Спешили с фронта на всеказачий съезд. Сам Василий не был делегатом. Но состоял в адъютантах при хорунжем, которого полк отправил в столицу. Ехали в поезде вместе с пехотной солдатней. И коней в полку оставили. Теперь Василий думал: хорошо, что так. В Петрограде по всем статьям была неустроенность. Продовольствия и для человека было трудно достать, а фуражировать коня сложнее, чем человека. Опять же, на улице холодно. Ветер. То мокрый снег, то дождь, то не пойми что, однако мерзкое и противное опускается с неба на дома, людей, лошадей. И люди прячут себя в домах, а лошади тоже нужно где-то себя спрятать. Но теперь все стало сложно, все нарушено, не было ни удобств, ни порядка.
Гринев помнил, как выглядел Петроград тому назад полтора года. Казак ехал через столицу на фронт. И получил два дня вольных, пока формировалась маршевая рота. Ох и погулял Василий в городе! А было лето, лето теплое, ласковое. И диковинно было, что солнце почти не заходит, светит чуть ли не сутками, а когда и настанет ночь, то белесая и короткая, так что и звезды не успевают вылупиться из небесной кладки, а уже снова утро. Катался казак Василий по реке Неве на теплоходиках с музыкой, гулял по проспектам, захаживал в чайные, с барышнями знакомился. Всюду казака привечали, бывало, в чайной, узнав, что едет молодой казак на войну, устраивали ему овацию и наперебой угощали водкой. Высокий был в обществе патриотизм. А уж как царя-то любили!
Василий удостоился однажды видеть особу Его Императорского Величества. Николай Второй приехал из Гельсингфорса и на вокзале царский поезд встречал ликующий русский народ. Царь вышел из вагона, махал толпам рукой, закурил, а потом окурок бросил на пути между шпал. Гринев тогда спрыгнул на рельсы, подобрал окурок и поцеловал его. И положил в нагрудный карман черкески, ближе к сердцу. Видевшая этот подвиг публика рукоплескала казаку, а когда Гринев пошел от вокзала, то подбегали хорошенькие барышни и целовали его в щечку.
С другими барышнями, которые не только в щечку поцеловать умеют, Гринев тоже встречался. И хороший, утомленный, но радостный, поехал со своей маршевой ротой казак Василий Гринев на фронт. Хотелось ему совершить что-то удивительное, заслужить славу и честь, а если Богу будет угодно, то и пострадать за други своя и умереть было не страшно. Хотя, конечно, лучше было бы не умирать. Потому что в станице ждала казака молодуха жена с малюткой доченькой.
А потом была война. Редкие удалые рейды в конном строю. Редкие, да и все равно бестолковые, встреченные пулеметами и артиллерией умного немца.

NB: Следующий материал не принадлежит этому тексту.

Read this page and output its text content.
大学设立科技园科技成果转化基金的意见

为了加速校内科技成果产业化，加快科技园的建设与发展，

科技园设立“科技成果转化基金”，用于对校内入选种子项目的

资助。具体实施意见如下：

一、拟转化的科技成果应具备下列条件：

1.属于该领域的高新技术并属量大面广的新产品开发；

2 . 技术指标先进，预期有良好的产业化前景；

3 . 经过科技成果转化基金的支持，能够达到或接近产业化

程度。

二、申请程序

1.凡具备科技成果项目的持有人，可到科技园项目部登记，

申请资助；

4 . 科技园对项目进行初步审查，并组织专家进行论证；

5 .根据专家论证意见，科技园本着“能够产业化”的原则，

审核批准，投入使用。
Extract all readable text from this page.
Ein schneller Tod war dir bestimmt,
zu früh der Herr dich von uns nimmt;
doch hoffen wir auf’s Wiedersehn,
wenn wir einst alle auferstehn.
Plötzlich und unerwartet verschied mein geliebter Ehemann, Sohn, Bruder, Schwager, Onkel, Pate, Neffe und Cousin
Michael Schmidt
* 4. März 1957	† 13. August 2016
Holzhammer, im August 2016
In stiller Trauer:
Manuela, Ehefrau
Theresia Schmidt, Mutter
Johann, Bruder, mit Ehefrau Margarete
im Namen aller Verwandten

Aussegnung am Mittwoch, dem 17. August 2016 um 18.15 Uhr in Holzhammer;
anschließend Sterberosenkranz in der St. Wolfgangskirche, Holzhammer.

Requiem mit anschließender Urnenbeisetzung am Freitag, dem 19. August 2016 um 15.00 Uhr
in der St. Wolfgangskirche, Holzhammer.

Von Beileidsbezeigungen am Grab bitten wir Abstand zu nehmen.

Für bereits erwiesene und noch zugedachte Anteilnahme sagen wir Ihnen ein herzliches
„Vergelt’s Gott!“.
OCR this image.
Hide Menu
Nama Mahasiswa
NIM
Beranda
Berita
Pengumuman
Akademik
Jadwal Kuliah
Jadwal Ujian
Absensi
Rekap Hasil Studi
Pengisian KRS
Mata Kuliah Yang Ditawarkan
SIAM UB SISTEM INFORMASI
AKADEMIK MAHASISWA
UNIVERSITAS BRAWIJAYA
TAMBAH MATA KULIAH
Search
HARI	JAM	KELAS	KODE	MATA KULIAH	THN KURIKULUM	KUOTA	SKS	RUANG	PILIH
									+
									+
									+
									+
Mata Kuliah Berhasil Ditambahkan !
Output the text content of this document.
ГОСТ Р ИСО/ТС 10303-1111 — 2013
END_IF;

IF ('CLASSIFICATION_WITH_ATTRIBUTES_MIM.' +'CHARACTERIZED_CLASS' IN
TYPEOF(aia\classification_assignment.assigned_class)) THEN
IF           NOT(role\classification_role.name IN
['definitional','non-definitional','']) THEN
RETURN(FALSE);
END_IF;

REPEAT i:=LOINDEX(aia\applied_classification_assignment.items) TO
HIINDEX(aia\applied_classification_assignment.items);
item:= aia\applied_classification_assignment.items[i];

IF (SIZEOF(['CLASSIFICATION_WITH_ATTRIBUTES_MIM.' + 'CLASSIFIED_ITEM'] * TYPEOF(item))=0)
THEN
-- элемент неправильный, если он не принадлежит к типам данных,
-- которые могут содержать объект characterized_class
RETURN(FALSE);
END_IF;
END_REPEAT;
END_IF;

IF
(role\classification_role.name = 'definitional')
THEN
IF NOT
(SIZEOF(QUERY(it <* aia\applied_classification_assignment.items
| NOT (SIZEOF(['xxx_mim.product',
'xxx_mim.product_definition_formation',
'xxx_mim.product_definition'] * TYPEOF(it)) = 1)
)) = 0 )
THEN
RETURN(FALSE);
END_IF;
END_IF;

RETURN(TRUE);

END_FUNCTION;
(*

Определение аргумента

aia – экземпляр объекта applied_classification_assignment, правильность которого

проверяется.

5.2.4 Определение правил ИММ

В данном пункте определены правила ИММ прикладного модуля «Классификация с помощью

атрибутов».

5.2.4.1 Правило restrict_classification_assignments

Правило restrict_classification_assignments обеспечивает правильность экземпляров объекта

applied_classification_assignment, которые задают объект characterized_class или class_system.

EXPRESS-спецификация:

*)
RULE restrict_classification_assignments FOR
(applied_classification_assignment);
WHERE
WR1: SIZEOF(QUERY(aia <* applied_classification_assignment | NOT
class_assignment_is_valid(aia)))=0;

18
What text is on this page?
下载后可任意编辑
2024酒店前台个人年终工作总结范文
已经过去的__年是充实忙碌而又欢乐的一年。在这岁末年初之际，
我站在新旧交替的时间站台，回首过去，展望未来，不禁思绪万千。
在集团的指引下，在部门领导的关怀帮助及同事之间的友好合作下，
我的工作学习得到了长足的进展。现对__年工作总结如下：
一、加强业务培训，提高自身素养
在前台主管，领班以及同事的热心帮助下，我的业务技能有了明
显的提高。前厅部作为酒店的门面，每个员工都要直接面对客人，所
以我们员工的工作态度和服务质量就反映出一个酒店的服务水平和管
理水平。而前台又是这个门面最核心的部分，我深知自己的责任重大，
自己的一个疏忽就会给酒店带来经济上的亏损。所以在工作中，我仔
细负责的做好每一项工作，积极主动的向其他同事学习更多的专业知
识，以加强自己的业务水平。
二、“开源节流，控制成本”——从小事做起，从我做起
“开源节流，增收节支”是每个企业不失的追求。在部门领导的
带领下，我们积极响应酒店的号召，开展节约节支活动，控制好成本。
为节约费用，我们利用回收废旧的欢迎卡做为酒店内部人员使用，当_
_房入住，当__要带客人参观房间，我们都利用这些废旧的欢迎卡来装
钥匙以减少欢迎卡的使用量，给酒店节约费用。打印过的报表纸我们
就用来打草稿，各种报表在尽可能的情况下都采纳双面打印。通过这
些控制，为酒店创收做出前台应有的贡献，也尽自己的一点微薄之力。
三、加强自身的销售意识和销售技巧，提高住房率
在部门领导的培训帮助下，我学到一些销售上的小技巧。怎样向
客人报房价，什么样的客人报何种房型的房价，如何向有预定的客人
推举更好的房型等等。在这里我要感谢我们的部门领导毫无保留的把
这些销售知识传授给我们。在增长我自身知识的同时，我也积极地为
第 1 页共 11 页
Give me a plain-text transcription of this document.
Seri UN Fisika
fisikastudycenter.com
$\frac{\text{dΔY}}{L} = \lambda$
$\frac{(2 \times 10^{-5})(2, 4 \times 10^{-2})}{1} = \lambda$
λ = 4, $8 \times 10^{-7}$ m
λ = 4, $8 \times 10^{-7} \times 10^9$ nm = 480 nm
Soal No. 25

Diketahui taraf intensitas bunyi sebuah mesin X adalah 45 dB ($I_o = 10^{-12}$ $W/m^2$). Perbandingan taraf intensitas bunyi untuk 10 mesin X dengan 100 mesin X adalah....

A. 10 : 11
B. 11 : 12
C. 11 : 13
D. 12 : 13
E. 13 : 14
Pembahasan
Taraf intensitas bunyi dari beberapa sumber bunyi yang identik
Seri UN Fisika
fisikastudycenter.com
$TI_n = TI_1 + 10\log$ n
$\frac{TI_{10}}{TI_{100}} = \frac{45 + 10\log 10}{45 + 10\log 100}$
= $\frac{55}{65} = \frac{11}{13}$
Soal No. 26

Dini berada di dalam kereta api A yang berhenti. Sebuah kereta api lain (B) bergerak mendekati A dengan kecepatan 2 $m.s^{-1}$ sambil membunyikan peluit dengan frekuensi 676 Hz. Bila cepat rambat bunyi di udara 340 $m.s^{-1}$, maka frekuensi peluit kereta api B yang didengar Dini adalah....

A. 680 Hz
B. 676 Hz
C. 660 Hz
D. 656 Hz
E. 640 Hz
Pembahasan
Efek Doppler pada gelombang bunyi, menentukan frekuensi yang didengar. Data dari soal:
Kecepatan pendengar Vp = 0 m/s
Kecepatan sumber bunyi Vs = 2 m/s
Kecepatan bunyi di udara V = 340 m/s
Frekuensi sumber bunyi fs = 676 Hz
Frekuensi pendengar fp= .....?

И долгие, долгие месяцы окопной, блиндажной, лагерной жизни. Ведь и казаков в траншеи засунули. Василий ни разу не был убит, и даже ранения избежал. Но устал зверски от этой дурацкой, тоскливой, вшивой, тифозной длительности никуда не проходящего, не исчезающего, как ему положено исчезать, вязкого, липкого, как слякоть, времени. Словно бы солнце белых ночей постоянно висело над фронтом, все время одно и то же. Но то было плохое солнце, дурное и злое. Устали все.
Начали казаки думать и говорить. За веру, царя и отечество. Так разве трогал немец нашу веру? Верь себе сколько хочешь, молись да кланяйся. И на отечество наше никто не посягал. Сами мы полезли на запад, в чужую страну. А царь, он, конечно. За царя можно и умереть в быстром бою. Но четвертый год кормить вшей – это же ни царю, ни Богу, ни ешкиной матери. А потом и царь отрекся.